OpenAI believes the latest results provide strong evidence that their approach will unlock more general-purpose robots that can adapt in open-ended environments such as a home kitchen. “A Rubik’s cube is one of the most complicated rigid objects out there,” says Marcin Andrychowicz of OpenAI. “I think other objects won’t be much more complicated.”
Though there are more complex tasks that involve more objects or deformable objects, he says, he feels confident that the lab’s method can train robots for all of them: “I think this approach is the approach to widespread adoption of robotics.”
Both Berenson and Kaelbling, however, remain skeptical. “There can be an impression that there’s one unified theory or system, and now OpenAI’s just applying it to this task and that task,” Berenson says of the previous and current paper. “But that’s not what’s happening at all. These are isolated tasks. There are common components, but there’s also a huge amount of engineering here to make each new task work.”
“That’s why I feel a little bit uncomfortable with the claims about this leading to general-purpose robots,” he says. “I see this as a very specific system meant for a specific application.”

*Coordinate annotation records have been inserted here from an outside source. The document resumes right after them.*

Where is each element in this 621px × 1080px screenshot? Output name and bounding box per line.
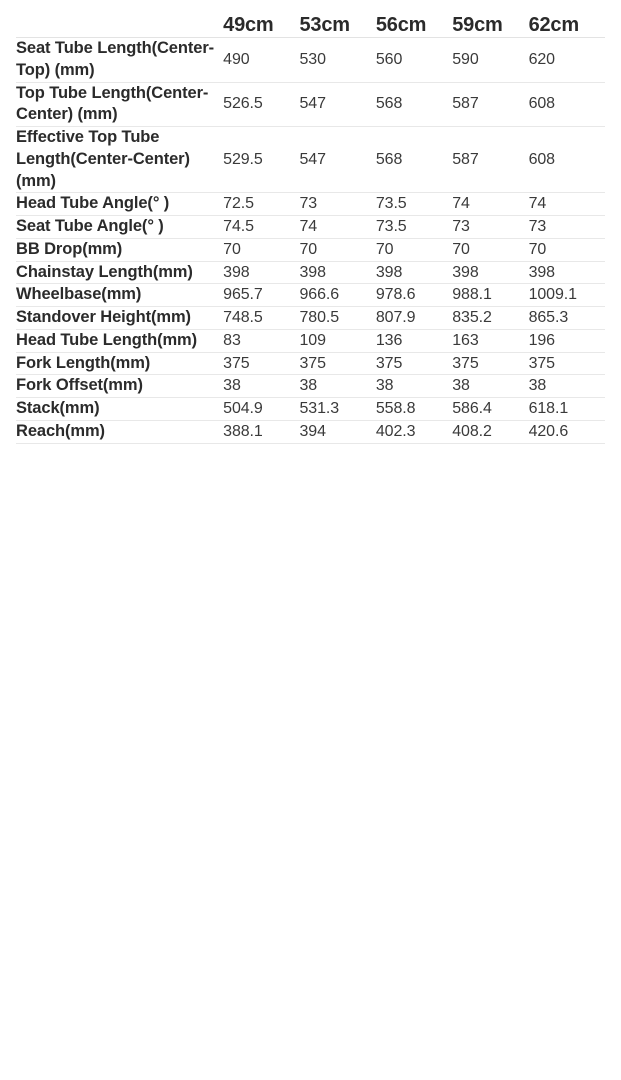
cell-stack-59cm: 586.4	[452, 398, 528, 421]
cell-wheelbase-62cm: 1009.1	[529, 284, 605, 307]
cell-fork-length-62cm: 375	[529, 352, 605, 375]
cell-reach-62cm: 420.6	[529, 421, 605, 444]
cell-standover-height-62cm: 865.3	[529, 307, 605, 330]
row-label-reach: Reach(mm)	[16, 421, 223, 444]
table-row	[16, 193, 605, 216]
cell-head-tube-angle-49cm: 72.5	[223, 193, 299, 216]
table-row	[16, 352, 605, 375]
cell-reach-53cm: 394	[300, 421, 376, 444]
cell-chainstay-length-56cm: 398	[376, 261, 452, 284]
header-size-53cm: 53cm	[300, 14, 376, 38]
header-size-49cm: 49cm	[223, 14, 299, 38]
cell-fork-offset-53cm: 38	[300, 375, 376, 398]
cell-fork-length-56cm: 375	[376, 352, 452, 375]
table-body	[16, 38, 605, 444]
cell-seat-tube-length-49cm: 490	[223, 38, 299, 83]
cell-bb-drop-53cm: 70	[300, 238, 376, 261]
cell-bb-drop-62cm: 70	[529, 238, 605, 261]
cell-effective-top-tube-length-59cm: 587	[452, 127, 528, 193]
cell-chainstay-length-49cm: 398	[223, 261, 299, 284]
header-size-56cm: 56cm	[376, 14, 452, 38]
table-row	[16, 216, 605, 239]
cell-seat-tube-length-59cm: 590	[452, 38, 528, 83]
cell-head-tube-angle-56cm: 73.5	[376, 193, 452, 216]
cell-fork-offset-59cm: 38	[452, 375, 528, 398]
cell-head-tube-length-56cm: 136	[376, 329, 452, 352]
cell-head-tube-length-53cm: 109	[300, 329, 376, 352]
table-row	[16, 284, 605, 307]
cell-wheelbase-56cm: 978.6	[376, 284, 452, 307]
cell-fork-offset-49cm: 38	[223, 375, 299, 398]
table-row	[16, 82, 605, 127]
cell-chainstay-length-53cm: 398	[300, 261, 376, 284]
cell-wheelbase-59cm: 988.1	[452, 284, 528, 307]
cell-standover-height-53cm: 780.5	[300, 307, 376, 330]
table-row	[16, 398, 605, 421]
row-label-fork-length: Fork Length(mm)	[16, 352, 223, 375]
cell-head-tube-angle-59cm: 74	[452, 193, 528, 216]
cell-reach-56cm: 402.3	[376, 421, 452, 444]
cell-head-tube-length-59cm: 163	[452, 329, 528, 352]
row-label-seat-tube-angle: Seat Tube Angle(° )	[16, 216, 223, 239]
cell-top-tube-length-49cm: 526.5	[223, 82, 299, 127]
cell-fork-length-49cm: 375	[223, 352, 299, 375]
cell-fork-length-59cm: 375	[452, 352, 528, 375]
cell-top-tube-length-62cm: 608	[529, 82, 605, 127]
cell-seat-tube-angle-59cm: 73	[452, 216, 528, 239]
table-row	[16, 307, 605, 330]
table-row	[16, 329, 605, 352]
row-label-seat-tube-length: Seat Tube Length(Center-Top) (mm)	[16, 38, 223, 83]
cell-bb-drop-56cm: 70	[376, 238, 452, 261]
cell-stack-62cm: 618.1	[529, 398, 605, 421]
cell-head-tube-angle-53cm: 73	[300, 193, 376, 216]
cell-fork-offset-56cm: 38	[376, 375, 452, 398]
cell-standover-height-59cm: 835.2	[452, 307, 528, 330]
cell-head-tube-angle-62cm: 74	[529, 193, 605, 216]
table-row	[16, 261, 605, 284]
cell-effective-top-tube-length-56cm: 568	[376, 127, 452, 193]
row-label-chainstay-length: Chainstay Length(mm)	[16, 261, 223, 284]
row-label-wheelbase: Wheelbase(mm)	[16, 284, 223, 307]
geometry-table	[16, 14, 605, 444]
cell-stack-53cm: 531.3	[300, 398, 376, 421]
row-label-bb-drop: BB Drop(mm)	[16, 238, 223, 261]
row-label-head-tube-length: Head Tube Length(mm)	[16, 329, 223, 352]
row-label-fork-offset: Fork Offset(mm)	[16, 375, 223, 398]
cell-top-tube-length-56cm: 568	[376, 82, 452, 127]
table-header	[16, 14, 605, 38]
cell-chainstay-length-62cm: 398	[529, 261, 605, 284]
table-row	[16, 127, 605, 193]
table-row	[16, 238, 605, 261]
cell-reach-49cm: 388.1	[223, 421, 299, 444]
cell-stack-56cm: 558.8	[376, 398, 452, 421]
cell-head-tube-length-62cm: 196	[529, 329, 605, 352]
cell-seat-tube-length-56cm: 560	[376, 38, 452, 83]
row-label-head-tube-angle: Head Tube Angle(° )	[16, 193, 223, 216]
cell-bb-drop-49cm: 70	[223, 238, 299, 261]
cell-stack-49cm: 504.9	[223, 398, 299, 421]
table-row	[16, 421, 605, 444]
table-header-row	[16, 14, 605, 38]
cell-effective-top-tube-length-53cm: 547	[300, 127, 376, 193]
cell-effective-top-tube-length-49cm: 529.5	[223, 127, 299, 193]
cell-seat-tube-angle-62cm: 73	[529, 216, 605, 239]
cell-fork-length-53cm: 375	[300, 352, 376, 375]
cell-effective-top-tube-length-62cm: 608	[529, 127, 605, 193]
cell-seat-tube-angle-49cm: 74.5	[223, 216, 299, 239]
cell-chainstay-length-59cm: 398	[452, 261, 528, 284]
cell-head-tube-length-49cm: 83	[223, 329, 299, 352]
cell-wheelbase-53cm: 966.6	[300, 284, 376, 307]
header-size-59cm: 59cm	[452, 14, 528, 38]
cell-wheelbase-49cm: 965.7	[223, 284, 299, 307]
cell-fork-offset-62cm: 38	[529, 375, 605, 398]
cell-bb-drop-59cm: 70	[452, 238, 528, 261]
row-label-top-tube-length: Top Tube Length(Center-Center) (mm)	[16, 82, 223, 127]
row-label-stack: Stack(mm)	[16, 398, 223, 421]
table-row	[16, 375, 605, 398]
row-label-standover-height: Standover Height(mm)	[16, 307, 223, 330]
cell-reach-59cm: 408.2	[452, 421, 528, 444]
cell-seat-tube-angle-53cm: 74	[300, 216, 376, 239]
cell-seat-tube-angle-56cm: 73.5	[376, 216, 452, 239]
cell-top-tube-length-53cm: 547	[300, 82, 376, 127]
cell-standover-height-56cm: 807.9	[376, 307, 452, 330]
cell-seat-tube-length-53cm: 530	[300, 38, 376, 83]
header-corner-cell	[16, 14, 223, 38]
header-size-62cm: 62cm	[529, 14, 605, 38]
table-row	[16, 38, 605, 83]
row-label-effective-top-tube-length: Effective Top Tube Length(Center-Center) (mm)	[16, 127, 223, 193]
cell-seat-tube-length-62cm: 620	[529, 38, 605, 83]
cell-standover-height-49cm: 748.5	[223, 307, 299, 330]
cell-top-tube-length-59cm: 587	[452, 82, 528, 127]
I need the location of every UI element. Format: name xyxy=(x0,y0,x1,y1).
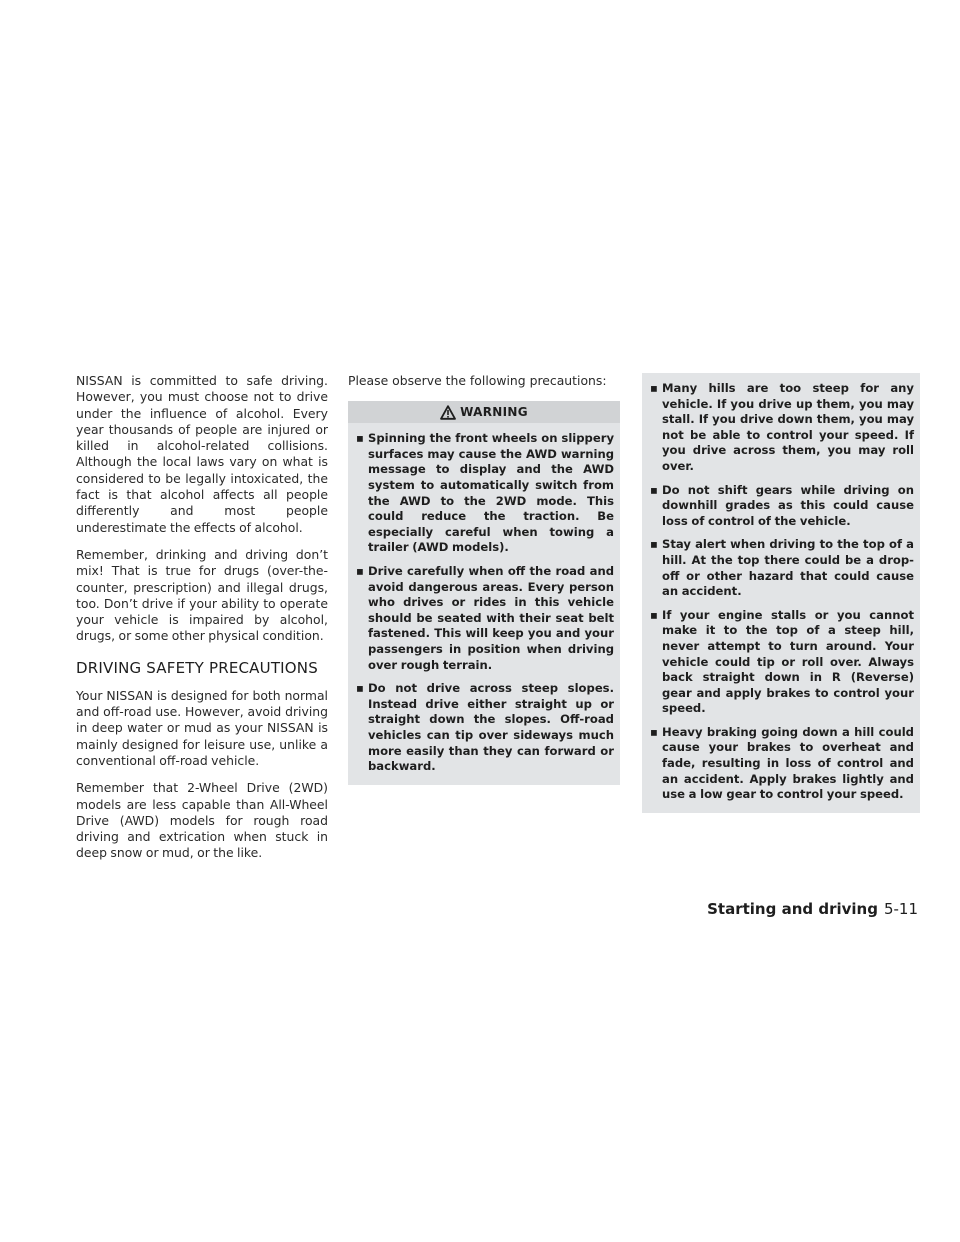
design-paragraph: Your NISSAN is designed for both normal and off-road use. However, avoid driving in deep water or mud as your NISSAN is mainly designed for leisure use, unlike a conventional off-road vehicle. xyxy=(76,687,328,768)
middle-column xyxy=(348,373,620,785)
section-heading: DRIVING SAFETY PRECAUTIONS xyxy=(76,658,318,677)
list-item: ▪ Drive carefully when off the road and avoid dangerous areas. Every person who drives or rides in this vehicle should be seated with their seat belt fastened. This will keep you and your passengers in position when driving over rough terrain. xyxy=(354,564,614,673)
warning-label: WARNING xyxy=(460,405,528,420)
list-item: ▪ Do not drive across steep slopes. Instead drive either straight up or straight down the slopes. Off-road vehicles can tip over sideways much more easily than they can forward or backward. xyxy=(354,681,614,775)
precautions-lead: Please observe the following precautions: xyxy=(348,373,607,388)
2wd-paragraph: Remember that 2-Wheel Drive (2WD) models are less capable than All-Wheel Drive (AWD) models for rough road driving and extrication when stuck in deep snow or mud, or the like. xyxy=(76,780,328,861)
list-item: ▪ If your engine stalls or you cannot make it to the top of a steep hill, never attempt to turn around. Your vehicle could tip or roll over. Always back straight down in R (Reverse) gear and apply brakes to control your speed. xyxy=(648,608,914,717)
page-footer xyxy=(707,900,918,918)
drugs-paragraph: Remember, drinking and driving don’t mix! That is true for drugs (over-the-counter, prescription) and illegal drugs, too. Don’t drive if your ability to operate your vehicle is impaired by alcohol, drugs, or some other physical condition. xyxy=(76,546,328,644)
list-item: ▪ Heavy braking going down a hill could cause your brakes to overheat and fade, resulting in loss of control and an accident. Apply brakes lightly and use a low gear to control your speed. xyxy=(648,725,914,803)
right-column xyxy=(642,373,920,813)
warning-list xyxy=(354,431,614,774)
warning-list-continued xyxy=(648,381,914,803)
list-item: ▪ Spinning the front wheels on slippery surfaces may cause the AWD warning message to display and the AWD system to automatically switch from the AWD to the 2WD mode. This could reduce the traction. Be especially careful when towing a trailer (AWD models). xyxy=(354,431,614,556)
list-item: ▪ Do not shift gears while driving on downhill grades as this could cause loss of control of the vehicle. xyxy=(648,483,914,530)
list-item: ▪ Many hills are too steep for any vehicle. If you drive up them, you may stall. If you drive down them, you may not be able to control your speed. If you drive across them, you may roll over. xyxy=(648,381,914,475)
footer-section-title: Starting and driving xyxy=(707,900,878,918)
left-column xyxy=(76,373,328,873)
warning-box-continued xyxy=(642,373,920,813)
warning-header xyxy=(348,401,620,423)
page-number: 5-11 xyxy=(883,900,918,918)
alcohol-paragraph: NISSAN is committed to safe driving. However, you must choose not to drive under the influence of alcohol. Every year thousands of people are injured or killed in alcohol-related collisions. Although the local laws vary on what is considered to be legally intoxicated, the fact is that alcohol affects all people differently and most people underestimate the effects of alcohol. xyxy=(76,373,328,535)
warning-triangle-icon xyxy=(440,405,456,420)
list-item: ▪ Stay alert when driving to the top of a hill. At the top there could be a drop-off or other hazard that could cause an accident. xyxy=(648,537,914,599)
warning-box xyxy=(348,401,620,784)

Part of the problem, Berenson believes, is reinforcement learning itself. By nature, the technique is designed to master one particular thing, with some flexibility for handling variations. But in the real world, the number of potential variations extends beyond what can reasonably be simulated. In a cleaning task, for example, you could have different kinds of mops, different kinds of spills, and different kinds of floors.
Reinforcement learning is also designed for learning new capabilities largely from scratch. That is neither efficient in robotics nor true to how humans learn. “If you’re already a reasonably competent human and I tried to teach you a motor skill in the kitchen—like maybe you’ve never whipped something with a spoon—it’s not like you have to learn your whole motor control over again,” says Kaelbling.
Moving beyond these limitations, Berenson argues, will require other, more traditional robotics techniques. “There will be some learning processes—probably reinforcement learning—at the end of the day,” he says. “But I think that those actually should come much later.”